Lies, Damn Lies and Statistics

In 1968 for The Baseball Encyclopedia the publishers put together the Special Baseball Records Committee. The committee had to decide how to balance accuracy with history, and as a result ended up tinkering with some of the game's most historic numbers. As The Numbers Game says, in 1876 walks were considered outs (what that would have done to Kevin Youkilis!) and in 1887 they were scored as hits. The committee made the decision to treat walks in their modern fashion. There were other small changes, too, and as a result, Ty Cobb got one more hit, Honus Wagner lost 15, and Cap Anson, the first member of the 3000 hit club, ended up with just 2995.

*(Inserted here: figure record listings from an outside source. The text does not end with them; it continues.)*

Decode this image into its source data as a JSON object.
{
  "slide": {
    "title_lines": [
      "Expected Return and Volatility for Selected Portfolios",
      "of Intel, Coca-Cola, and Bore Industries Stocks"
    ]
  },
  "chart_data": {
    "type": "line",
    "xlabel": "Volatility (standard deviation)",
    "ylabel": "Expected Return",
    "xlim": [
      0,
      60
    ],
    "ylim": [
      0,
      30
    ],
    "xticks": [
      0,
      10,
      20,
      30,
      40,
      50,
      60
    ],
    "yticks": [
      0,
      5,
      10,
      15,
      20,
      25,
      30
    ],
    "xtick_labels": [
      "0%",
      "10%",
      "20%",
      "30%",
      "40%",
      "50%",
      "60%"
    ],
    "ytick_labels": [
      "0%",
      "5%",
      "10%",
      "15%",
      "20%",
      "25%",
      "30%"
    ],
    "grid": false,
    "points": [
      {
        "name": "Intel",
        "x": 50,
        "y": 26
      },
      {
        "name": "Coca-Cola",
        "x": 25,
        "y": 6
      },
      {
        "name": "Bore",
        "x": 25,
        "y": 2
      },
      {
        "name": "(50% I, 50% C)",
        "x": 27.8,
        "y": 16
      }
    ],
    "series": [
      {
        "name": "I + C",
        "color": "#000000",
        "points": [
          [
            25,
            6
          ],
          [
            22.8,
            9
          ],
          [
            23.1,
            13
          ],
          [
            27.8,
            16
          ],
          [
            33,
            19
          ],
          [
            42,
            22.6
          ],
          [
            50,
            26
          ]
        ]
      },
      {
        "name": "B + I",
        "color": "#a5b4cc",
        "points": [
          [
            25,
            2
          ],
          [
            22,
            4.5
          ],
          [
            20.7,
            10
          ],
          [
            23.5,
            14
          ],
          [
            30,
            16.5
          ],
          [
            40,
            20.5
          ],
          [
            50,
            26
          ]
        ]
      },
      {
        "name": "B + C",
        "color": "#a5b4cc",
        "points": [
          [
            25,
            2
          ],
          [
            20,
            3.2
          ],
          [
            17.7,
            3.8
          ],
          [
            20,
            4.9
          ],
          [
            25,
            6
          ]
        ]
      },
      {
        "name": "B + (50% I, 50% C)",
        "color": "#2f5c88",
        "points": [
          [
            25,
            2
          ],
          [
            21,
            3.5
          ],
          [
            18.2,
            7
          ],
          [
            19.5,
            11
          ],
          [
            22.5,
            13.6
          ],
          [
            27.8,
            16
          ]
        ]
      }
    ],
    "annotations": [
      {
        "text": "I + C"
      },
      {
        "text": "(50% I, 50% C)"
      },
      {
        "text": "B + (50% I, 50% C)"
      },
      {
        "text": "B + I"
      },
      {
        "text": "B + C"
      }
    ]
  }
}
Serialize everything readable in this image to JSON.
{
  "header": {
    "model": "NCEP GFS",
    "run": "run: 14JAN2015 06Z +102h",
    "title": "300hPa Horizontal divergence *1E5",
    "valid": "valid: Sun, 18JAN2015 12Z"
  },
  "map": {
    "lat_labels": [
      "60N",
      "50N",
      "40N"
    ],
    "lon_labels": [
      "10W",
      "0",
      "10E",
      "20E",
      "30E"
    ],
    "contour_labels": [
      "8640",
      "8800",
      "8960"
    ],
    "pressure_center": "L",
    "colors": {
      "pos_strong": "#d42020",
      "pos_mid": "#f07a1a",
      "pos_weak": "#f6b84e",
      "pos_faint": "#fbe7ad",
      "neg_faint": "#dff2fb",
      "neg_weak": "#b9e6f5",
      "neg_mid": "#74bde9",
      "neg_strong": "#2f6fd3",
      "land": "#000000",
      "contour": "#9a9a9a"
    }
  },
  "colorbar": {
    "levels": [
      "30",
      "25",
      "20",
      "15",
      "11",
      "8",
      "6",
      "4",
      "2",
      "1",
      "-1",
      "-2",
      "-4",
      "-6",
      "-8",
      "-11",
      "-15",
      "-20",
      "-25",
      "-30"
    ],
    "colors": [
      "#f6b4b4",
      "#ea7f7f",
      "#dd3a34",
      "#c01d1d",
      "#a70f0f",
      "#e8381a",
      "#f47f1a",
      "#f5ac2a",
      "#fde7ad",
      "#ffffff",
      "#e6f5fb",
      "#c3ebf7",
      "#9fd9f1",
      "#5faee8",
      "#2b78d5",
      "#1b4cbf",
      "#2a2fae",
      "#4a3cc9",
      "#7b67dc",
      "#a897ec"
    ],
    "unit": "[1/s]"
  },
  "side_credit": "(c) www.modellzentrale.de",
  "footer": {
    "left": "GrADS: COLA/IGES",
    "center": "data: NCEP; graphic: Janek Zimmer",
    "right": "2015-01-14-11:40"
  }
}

But the changes to the rules overtime had more serious implications for baseball's records. Ground-rule doubles were considered homers once upon a time. And the committee's biggest controversy came when then tried to change Babe Ruth's home run total. In 1918, Babe Ruth hit a walk-off home run with a runner on base and was awarded a triple; games were ruled over when the runner scored, so Ruth ended the game at third base. This was the Babe's 715th homer—but everyone knew Babe Ruth had hit 714. Due to public outcry and the work of one member, the committee changed the decision to keep walk-off hits the same as they always were, and Ruth went back to 714.

A little over a decade later, Pete Rose started to work toward Ty Cobb's hit total. After one researcher stumbled on a game where Cobb's hits were recorded twice, The Sporting News examined all Cobb's hits and found he'd really hit 4,190 (as opposed to the 4,191 of history or the 4,192 of The Baseball Encyclopedia. Also, Cobb did not, in fact, deserve the batting title in 1910. But Bowie Kuhn, the Commissioner of Baseball, announced that, "The passage of years, in our judgment, constitutes a certain statute of limitations as to recognizing any changes….The only way to make changes with any confidence would be for a complete and thorough review of all team and individual statistics."

What's the answer? Where do you strike the balance between respecting the game's history and getting it right? Given all the difficulties we see throughout the book in knowing everything that happened during baseball's early years, is it possible to ever get it truly right? If you truly want to compare players, a ground-rule double should be the same throughout history, but if you start turning homers back into doubles, doesn't that even affect the outcome of games? Is there a statute of limitations on the records? Given the unreliability of old statistics and box scores, how many home runs should Babe Ruth have? How many hits should Ty Cobb have?